Muitas casas no bairro ainda conservam os jardins de frente à casa, com roseiras que comungam com Manacás e pés de romã, carregados de doçura. Mas foi um muro vestido de trepadeira, carregada de miúdas flores cor de rosa, que trouxe toda a infância aos meus olhos. Foi como mexer em um quintal adormecido, que cresceu e desaprendeu a florir. Tudo veio à tona: pai, mãe, irmãos, carinho, amor sem medida. Ovo frito redondinho, regado a óleo e pimenta do reino. Galinhada de domingo, macarronada, maionese e tutu, essa mistura desordenada que se parece tanto com o amor.

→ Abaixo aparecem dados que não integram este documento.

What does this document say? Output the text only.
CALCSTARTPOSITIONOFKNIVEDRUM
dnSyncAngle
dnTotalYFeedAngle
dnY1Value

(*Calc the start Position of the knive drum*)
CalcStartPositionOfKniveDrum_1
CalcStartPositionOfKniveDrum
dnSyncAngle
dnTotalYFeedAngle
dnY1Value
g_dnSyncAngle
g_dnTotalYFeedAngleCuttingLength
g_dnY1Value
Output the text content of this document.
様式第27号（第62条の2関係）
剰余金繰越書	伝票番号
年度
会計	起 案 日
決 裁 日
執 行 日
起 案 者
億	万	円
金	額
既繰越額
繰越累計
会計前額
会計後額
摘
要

Aquele muro e aquela trepadeira, eram a imagem da fachada da casa da minha infância. A vontade de voltar veio ao corpo, voltar a ser criança, voltar a ser irmã. Também voltou o desejo reprimido de uma adolescência curta, vida de adulto atropelando caminho, desejo de sentir a vida pulsando. Senti falta de pedir a benção e ouvir de resposta "Deus te abençoe", e, principalmente, sentir que aquelas palavras tinham mesmo este dom de abençoar.
Era cedo ainda, umas 10 horas da manhã, mas a cena me transportou à hora do ângelus, aquele momento em que tudo se avermelha, e a saudade não tendo onde se esconder, derrama olho e céu afora.
Os jardins de frente às casas foram substituídos pelas garagens. Varanda também não mais existe. Acolhia passantes, visitas rápidas e o bate papo dos compadres ao anoitecer. Eram visitas desprogramadas, que o máximo que exigiam da gente era um café coado na hora e dois dedos de prosa. O progresso roubou varandas e jardins de frente das casas. Mas dentro de mim, a trepadeira que velava nossa casa do resto do mundo, permanece intacta.
O carro atrás, buzina, o sinal abre e eu ali, perdida no tempo, escapulindo da certeza de que tudo aquilo ficou longe.